Beto

Personal information
- Full name: Gilberto Galdino dos Santos
- Date of birth: 20 November 1976 (age 48)
- Place of birth: Carpina, Brazil
- Height: 1.77 m (5 ft 9+1⁄2 in)
- Position(s): Midfielder

Youth career
- 1984–1994: Grêmio Petribu

Senior career*
- Years: Team / Apps / (Gls)
- 1995: Grêmio Petribu
- 1996: Limoeirense
- 1997–1998: Recife
- 1998: San Lorenzo
- 1999: Rampla Juniors
- 1999–2000: Recife
- 2000–2004: Paços Ferreira / 119 / (4)
- 2004–2005: Beira-Mar / 31 / (6)
- 2005–2007: Benfica / 30 / (0)
- 2007–2008: Sion / 32 / (2)
- 2008–2012: Ergotelis / 90 / (4)
- 2013: Ypiranga–PE
- Total:  / 302 / (16)

= Beto (footballer, born November 1976) =

Brazilian footballer

Gilberto Galdino dos Santos (born 20 November 1976), known as Beto, is a Brazilian retired professional footballer who played as a defensive midfielder.

He also held a Portuguese passport due to having spent many years in the country, where he even represented, amongst other teams, Benfica. Over the course of seven seasons, he amassed Primeira Liga totals of 180 games and ten goals.

==Club career==
Born in Carpina, Pernambuco, Beto started his professional career in 1998, having unassuming stints in Argentina and Uruguay. After five years in Portugal with mid-to-bottom table Primeira Liga clubs F.C. Paços de Ferreira and S.C. Beira-Mar, excelling especially in the latter by scoring a career-best six goals in the 2004–05 season even though the Aveiro side ranked last, he signed a three-year contract with S.L. Benfica in early June 2005.

Despite not being a fans' favourite, Beto was often cast in the first team by manager Ronald Koeman. He appeared in 24 league games in his first year, playing the full 90 minutes in half of those. His greatest moment at the Estádio da Luz happened on 7 December 2005 when they defeated Manchester United 2–1 in Lisbon in a UEFA Champions League group stage fixture, sealing the passage to the round of 16 stage – he scored the decider at the 34th-minute mark, netting from outside the area.
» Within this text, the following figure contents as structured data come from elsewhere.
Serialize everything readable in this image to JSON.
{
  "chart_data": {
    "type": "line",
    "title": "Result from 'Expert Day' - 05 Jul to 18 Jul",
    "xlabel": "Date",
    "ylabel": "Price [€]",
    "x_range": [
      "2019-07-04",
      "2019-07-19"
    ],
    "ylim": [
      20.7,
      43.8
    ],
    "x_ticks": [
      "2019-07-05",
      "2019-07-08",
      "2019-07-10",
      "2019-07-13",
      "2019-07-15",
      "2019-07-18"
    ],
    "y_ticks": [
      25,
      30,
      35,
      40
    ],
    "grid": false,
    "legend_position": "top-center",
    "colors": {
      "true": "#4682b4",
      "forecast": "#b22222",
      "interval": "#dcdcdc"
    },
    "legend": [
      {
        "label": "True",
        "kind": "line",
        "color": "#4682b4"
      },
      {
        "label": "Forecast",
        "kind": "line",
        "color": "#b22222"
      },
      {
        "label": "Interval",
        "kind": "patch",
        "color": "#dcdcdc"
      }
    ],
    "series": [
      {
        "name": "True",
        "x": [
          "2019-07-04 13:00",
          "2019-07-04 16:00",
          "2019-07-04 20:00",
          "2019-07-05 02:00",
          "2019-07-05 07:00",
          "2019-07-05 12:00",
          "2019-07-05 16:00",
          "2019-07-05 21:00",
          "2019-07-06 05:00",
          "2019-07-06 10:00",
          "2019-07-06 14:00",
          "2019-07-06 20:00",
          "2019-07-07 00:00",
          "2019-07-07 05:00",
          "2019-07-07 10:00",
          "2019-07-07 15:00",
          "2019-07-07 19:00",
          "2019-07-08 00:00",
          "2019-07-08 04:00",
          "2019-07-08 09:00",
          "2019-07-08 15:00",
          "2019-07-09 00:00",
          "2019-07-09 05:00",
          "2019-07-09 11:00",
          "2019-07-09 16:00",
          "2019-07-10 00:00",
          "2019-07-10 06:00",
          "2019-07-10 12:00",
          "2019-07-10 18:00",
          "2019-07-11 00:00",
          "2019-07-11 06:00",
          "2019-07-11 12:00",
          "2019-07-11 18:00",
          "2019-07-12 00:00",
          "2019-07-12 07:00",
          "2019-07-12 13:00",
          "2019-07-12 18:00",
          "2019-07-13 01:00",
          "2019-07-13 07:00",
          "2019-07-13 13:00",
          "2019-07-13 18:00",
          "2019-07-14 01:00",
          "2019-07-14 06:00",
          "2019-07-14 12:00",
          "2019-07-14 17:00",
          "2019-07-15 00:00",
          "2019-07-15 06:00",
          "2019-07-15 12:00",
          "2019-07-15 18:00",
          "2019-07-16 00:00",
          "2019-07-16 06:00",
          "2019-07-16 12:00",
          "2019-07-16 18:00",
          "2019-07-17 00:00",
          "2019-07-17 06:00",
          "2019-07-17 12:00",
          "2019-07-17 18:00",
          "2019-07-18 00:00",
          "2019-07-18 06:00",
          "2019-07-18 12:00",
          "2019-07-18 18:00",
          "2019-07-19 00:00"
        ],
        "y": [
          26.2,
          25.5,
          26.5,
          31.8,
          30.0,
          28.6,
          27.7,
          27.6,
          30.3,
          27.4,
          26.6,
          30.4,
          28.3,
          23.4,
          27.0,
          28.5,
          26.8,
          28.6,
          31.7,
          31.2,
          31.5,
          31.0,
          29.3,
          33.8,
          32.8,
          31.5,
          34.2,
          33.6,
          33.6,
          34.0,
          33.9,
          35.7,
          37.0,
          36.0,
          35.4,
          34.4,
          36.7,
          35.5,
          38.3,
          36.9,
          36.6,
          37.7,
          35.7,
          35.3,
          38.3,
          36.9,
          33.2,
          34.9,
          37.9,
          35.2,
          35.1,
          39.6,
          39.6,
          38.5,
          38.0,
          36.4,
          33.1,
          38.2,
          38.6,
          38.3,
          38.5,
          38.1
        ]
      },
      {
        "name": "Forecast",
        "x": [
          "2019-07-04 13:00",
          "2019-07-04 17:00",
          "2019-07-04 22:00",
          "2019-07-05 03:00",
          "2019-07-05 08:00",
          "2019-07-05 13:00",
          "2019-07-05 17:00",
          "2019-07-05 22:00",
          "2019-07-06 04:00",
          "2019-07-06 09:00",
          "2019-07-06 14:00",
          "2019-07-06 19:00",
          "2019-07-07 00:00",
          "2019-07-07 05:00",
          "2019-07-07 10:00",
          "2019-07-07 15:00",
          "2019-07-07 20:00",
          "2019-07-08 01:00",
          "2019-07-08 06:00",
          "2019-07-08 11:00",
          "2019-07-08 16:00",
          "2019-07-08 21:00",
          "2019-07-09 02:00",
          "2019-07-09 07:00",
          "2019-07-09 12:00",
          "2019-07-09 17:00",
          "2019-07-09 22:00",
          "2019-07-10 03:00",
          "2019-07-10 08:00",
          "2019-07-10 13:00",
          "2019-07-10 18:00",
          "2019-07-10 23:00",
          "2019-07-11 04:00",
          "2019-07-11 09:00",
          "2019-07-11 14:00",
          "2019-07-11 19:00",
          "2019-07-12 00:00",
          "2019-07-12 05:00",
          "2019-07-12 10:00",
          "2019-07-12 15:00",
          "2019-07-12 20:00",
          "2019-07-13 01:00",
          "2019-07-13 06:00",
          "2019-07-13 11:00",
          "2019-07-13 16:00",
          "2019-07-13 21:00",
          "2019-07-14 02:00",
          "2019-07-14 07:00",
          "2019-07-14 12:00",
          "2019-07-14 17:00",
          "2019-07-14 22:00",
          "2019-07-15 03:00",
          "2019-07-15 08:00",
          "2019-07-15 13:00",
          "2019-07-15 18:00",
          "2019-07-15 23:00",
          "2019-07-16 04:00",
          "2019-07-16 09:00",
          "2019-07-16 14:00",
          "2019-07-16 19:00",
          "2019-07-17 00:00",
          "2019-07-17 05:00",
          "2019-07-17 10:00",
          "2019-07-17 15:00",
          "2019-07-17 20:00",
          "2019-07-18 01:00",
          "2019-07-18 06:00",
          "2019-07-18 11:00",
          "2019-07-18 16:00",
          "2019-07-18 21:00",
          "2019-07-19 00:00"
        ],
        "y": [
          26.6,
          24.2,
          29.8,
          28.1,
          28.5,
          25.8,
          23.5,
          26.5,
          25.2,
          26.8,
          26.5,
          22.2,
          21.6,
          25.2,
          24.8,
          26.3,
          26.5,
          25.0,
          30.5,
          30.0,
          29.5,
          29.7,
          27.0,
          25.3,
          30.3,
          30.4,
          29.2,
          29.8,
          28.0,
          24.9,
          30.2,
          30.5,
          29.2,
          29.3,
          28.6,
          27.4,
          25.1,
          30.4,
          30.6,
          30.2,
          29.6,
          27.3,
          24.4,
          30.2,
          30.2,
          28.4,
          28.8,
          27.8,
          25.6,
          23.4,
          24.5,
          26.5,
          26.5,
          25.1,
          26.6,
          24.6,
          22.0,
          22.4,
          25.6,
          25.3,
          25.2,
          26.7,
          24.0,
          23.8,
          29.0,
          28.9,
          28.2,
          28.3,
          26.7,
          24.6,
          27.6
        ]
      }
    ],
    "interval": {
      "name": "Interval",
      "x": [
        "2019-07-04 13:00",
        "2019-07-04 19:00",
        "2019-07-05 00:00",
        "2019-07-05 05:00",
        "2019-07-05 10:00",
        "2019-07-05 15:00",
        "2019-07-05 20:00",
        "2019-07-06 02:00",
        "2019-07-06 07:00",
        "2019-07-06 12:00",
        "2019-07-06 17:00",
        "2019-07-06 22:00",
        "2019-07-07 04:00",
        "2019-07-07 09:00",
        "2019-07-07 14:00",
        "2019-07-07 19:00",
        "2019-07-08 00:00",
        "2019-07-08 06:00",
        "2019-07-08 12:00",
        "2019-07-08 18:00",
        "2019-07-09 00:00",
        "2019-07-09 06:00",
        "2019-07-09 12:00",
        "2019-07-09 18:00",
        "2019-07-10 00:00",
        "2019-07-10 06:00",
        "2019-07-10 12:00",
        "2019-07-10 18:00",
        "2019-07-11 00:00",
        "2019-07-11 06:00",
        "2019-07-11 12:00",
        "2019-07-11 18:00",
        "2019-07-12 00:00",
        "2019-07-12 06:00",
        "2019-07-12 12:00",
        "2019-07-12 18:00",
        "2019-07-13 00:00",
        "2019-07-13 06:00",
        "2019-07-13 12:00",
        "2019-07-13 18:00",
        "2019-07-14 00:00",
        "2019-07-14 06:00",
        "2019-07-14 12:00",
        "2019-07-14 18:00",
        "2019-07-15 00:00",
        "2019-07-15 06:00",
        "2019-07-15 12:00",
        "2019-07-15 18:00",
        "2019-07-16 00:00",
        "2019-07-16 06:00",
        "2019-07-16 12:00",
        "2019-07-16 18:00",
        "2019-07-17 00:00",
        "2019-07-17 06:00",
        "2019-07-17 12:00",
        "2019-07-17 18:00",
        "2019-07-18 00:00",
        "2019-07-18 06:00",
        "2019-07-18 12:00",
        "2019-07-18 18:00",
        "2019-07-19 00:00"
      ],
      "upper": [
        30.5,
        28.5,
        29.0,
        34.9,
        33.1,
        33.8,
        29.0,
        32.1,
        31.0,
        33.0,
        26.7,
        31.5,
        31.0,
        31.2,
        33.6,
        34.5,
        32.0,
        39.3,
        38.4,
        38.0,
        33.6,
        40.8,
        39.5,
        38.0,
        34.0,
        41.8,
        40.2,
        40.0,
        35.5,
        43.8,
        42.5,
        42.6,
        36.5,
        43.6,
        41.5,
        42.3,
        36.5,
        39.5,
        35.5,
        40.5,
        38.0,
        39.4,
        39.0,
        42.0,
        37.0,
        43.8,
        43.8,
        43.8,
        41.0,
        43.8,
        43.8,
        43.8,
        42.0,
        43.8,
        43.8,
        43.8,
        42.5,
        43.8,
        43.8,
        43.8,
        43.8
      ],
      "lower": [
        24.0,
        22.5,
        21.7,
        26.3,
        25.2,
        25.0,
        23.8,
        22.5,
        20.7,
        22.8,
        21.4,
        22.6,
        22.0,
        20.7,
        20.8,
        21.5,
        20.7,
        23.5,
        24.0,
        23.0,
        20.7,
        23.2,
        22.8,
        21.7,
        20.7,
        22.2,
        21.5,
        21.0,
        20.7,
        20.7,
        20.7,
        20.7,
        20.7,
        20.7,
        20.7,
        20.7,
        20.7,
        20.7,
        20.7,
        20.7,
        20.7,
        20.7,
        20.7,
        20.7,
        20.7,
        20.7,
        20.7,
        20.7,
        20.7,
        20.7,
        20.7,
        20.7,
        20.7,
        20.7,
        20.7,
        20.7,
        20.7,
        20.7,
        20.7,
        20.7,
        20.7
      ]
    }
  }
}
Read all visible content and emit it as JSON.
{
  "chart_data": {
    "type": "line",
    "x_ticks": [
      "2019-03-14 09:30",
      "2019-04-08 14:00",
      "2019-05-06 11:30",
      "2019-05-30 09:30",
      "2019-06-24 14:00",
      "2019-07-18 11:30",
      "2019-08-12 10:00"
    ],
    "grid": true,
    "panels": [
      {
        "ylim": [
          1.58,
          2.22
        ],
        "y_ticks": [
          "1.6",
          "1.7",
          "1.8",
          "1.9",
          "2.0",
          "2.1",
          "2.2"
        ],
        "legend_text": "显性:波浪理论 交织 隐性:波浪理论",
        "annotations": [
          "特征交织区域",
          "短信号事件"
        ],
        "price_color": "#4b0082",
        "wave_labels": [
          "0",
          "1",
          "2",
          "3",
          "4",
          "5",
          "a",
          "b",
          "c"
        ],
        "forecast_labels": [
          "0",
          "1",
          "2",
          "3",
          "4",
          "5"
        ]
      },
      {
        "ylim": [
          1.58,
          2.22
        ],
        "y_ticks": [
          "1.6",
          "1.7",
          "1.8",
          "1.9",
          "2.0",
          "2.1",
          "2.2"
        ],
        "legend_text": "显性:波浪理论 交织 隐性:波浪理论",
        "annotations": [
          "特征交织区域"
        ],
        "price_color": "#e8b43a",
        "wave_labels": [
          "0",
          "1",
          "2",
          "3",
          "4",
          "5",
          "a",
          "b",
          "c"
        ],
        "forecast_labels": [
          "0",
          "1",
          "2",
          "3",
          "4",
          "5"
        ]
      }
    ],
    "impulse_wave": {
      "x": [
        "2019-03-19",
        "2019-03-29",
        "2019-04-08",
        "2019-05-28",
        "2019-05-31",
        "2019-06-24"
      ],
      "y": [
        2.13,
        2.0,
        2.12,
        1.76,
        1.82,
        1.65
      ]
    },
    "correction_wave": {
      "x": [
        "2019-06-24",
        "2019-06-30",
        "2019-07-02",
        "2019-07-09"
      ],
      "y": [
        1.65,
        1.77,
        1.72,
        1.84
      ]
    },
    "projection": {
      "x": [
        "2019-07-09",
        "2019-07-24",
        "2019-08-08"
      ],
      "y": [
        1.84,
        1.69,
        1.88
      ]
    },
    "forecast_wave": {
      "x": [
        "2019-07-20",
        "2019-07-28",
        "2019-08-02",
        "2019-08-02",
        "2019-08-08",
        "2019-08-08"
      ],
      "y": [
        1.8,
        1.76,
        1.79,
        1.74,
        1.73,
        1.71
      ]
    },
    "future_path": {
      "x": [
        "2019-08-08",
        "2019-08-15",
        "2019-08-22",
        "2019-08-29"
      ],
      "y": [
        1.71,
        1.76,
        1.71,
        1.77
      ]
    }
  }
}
Beto's second campaign in Benfica was less notable: with the departure of Koeman and the arrival of manager Fernando Santos and player Kostas Katsouranis (who played in his position), he was relegated to the substitutes bench, playing only six matches in that condition. Thus, he signed a three-year deal with FC Sion from the Swiss Super League on 11 June 2007.

Beto left Sion on 8 December 2008 and, earlier the following month, joined Greek club Ergotelis F.C. for one year. He left on 8 May 2012, aged nearly 36.